The Book of Philip José Farmer is a collection of science fiction short stories by American author Philip José Farmer. It was first published in paperback by DAW Books in July 1973 as the sixth volume in its Book of ... series. The first British edition was issued in hardcover by The Elmfield Press in July 1976. A revised second edition with partially different content was published in paperback by Berkley Books in February 1982, with a second printing in April of the same year; it was followed by a British edition issued in paperback by Granada in July 1983.

==Summary==
The first edition consists of seventeen short works of fiction and two essays by the author, together with a foreword and story introductions by the author and an essay on the author and his work by Leslie A. Fiedler; the book includes a frontispiece by artist Jack Gaughan. The second edition replaces the foreword with a preface and three of the short stories with three different short stories, revises and updates the story introductions, and omits the frontispiece.

==Contents==

- "Foreword" [1st ed. only]
- "Preface" [2nd ed. only]
- "My Sister's Brother" (novella, 1960) [both eds.]
- "Skinburn" (short story, 1972) [both eds.]
- "The Alley Man" (novella, 1959) [both eds.]
- "Father's in the Basement" (short story, 1972) [both eds.]
- "Toward the Beloved City" (novelette, 1972) [both eds.]
- "Polytropical Paramyths" (essay, 1973) [both eds.]
- "Totem and Taboo" (short story, 1954) [1st ed. only]
- "Don't Wash the Carats" (short story, 1968) [both eds.]
- "The Sumerian Oath" (short story, 1972) [both eds.]
- "The Voice of the Sonar in My Vermiform Appendix" (short story, 1971) [1st ed. only]
- "Brass and Gold (or Horse and Zeppelin in Beverly Hills)" (short story, 1971) [1st ed. only]
- "Only Who Can Make a Tree?" (short story, 1971) [both eds.]
- "The Last Rise of Nick Adams" (short story, 1978) [2nd ed. only]
- "The Freshman" (short story, 1979) [2nd ed. only]
- "Uproar in Acheron" (short story, 1961) [2nd ed. only]
- "An Exclusive Interview with Lord Greystoke" (short story, 1972) [both eds.]
- "Sexual Implications of the Charge of the Light Brigade" (short story, 1967) [both eds.]
- "The Obscure Life and Hard Times of Kilgore Trout: A Skirmish in Biography" (short story, 1971) [both eds.]
- "Thanks for the Feast" (essay, 1973) [both eds.]
- "Notes on Philip José Farmer" (Leslie A. Fiedler) (essay, 1972) [both eds.]

==Reception==
Chris Morgan in The Vector Reviews Supplement calls the collection "a book which does justice to the strengths and weaknesses of Philip Jose Farmer while simultaneously being varied and entertaining." He notes that the novelettes "My Sister's Brother" ("an early story of alien sex") and "The Alley Man" ("a story full of pride and sadness which should have won a Hugo") are "[t]wo of his best." He also discusses the extract from "Riders of the Purple Wage" (Farmer's "notorious Hugo winner"), "Toward The Beloved City" (a "relatively poor novelette" representing an "exploration of the resurrection theme") and the six "polytropical paramyths" ("short, zany fantasies with occasional bursts of satire"), characterized by Farmer as "Marxian tales but" in the manner of "Groucho, Chico and Harpo, not Karl." Morgan finds "The Sumerian Oath" the best of these.
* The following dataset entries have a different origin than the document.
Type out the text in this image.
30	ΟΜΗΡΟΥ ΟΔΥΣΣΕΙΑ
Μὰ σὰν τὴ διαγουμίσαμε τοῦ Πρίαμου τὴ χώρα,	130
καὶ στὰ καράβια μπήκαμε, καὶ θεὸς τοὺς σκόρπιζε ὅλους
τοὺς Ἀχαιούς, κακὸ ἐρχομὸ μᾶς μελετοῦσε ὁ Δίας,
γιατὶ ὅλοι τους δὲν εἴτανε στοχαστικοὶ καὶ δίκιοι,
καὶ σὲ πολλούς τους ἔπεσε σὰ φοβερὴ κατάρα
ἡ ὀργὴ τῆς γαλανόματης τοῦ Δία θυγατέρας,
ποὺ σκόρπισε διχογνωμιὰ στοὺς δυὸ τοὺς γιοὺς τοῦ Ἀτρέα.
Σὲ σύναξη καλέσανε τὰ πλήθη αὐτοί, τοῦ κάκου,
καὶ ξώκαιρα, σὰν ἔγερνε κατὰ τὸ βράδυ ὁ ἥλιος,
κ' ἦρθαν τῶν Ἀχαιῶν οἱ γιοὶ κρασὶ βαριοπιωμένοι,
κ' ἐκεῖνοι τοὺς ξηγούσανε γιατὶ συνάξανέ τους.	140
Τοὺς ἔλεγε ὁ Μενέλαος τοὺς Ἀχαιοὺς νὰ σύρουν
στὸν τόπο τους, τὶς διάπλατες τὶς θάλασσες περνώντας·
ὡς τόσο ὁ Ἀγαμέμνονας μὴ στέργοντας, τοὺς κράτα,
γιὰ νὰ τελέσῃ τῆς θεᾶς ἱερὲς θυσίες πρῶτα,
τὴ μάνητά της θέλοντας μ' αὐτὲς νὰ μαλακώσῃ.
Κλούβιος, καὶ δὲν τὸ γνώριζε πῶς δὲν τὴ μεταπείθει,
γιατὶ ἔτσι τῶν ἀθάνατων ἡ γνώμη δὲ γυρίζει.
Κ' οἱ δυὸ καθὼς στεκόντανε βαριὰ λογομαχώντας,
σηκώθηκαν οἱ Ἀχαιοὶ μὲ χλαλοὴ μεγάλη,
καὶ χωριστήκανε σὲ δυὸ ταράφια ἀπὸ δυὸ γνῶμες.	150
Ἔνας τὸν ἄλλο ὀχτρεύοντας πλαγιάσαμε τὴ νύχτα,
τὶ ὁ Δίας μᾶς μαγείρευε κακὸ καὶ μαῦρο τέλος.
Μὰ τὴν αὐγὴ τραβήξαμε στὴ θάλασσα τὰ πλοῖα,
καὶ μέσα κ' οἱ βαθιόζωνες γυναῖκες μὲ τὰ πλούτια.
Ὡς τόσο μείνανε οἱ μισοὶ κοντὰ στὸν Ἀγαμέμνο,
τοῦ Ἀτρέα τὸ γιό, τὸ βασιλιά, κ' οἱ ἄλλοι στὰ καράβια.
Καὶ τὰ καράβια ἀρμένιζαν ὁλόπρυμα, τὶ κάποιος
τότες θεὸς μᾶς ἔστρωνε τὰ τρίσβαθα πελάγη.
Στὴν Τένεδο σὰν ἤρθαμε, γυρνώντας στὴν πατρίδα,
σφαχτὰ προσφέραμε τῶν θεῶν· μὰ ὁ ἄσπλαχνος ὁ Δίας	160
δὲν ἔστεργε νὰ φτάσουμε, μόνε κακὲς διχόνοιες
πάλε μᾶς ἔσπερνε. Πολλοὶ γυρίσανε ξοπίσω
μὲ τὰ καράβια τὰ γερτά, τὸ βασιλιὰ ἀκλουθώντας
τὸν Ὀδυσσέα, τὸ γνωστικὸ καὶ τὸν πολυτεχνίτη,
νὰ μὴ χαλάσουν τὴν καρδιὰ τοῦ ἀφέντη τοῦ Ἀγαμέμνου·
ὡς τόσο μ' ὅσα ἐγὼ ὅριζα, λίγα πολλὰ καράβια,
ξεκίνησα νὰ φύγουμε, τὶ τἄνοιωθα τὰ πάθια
In the last section of the book, "[t]he Tarzan interview is a stiff upper lip encounter ... missing out on most of the opportunities for wry humour," the article on Kilgore Trout "is a weird combination of fact and fiction," and Fiedler's article about Farmer "an honest appraisal not without brickbats." In summation, the reviewer feels the book is "a good volume" that "succeeds well" as "a representative collection of Farmer's best work in different areas."

The collection was also reviewed by David G. Hartwell in Locus #153, December 30, 1973, Chris Henderson in Dragon Magazine, May 1982, William J. Collins in Science Fiction & Fantasy Book Review #4, May 1982, and Bill Carlin in Paperback Inferno v. 7, no, 3, 1983.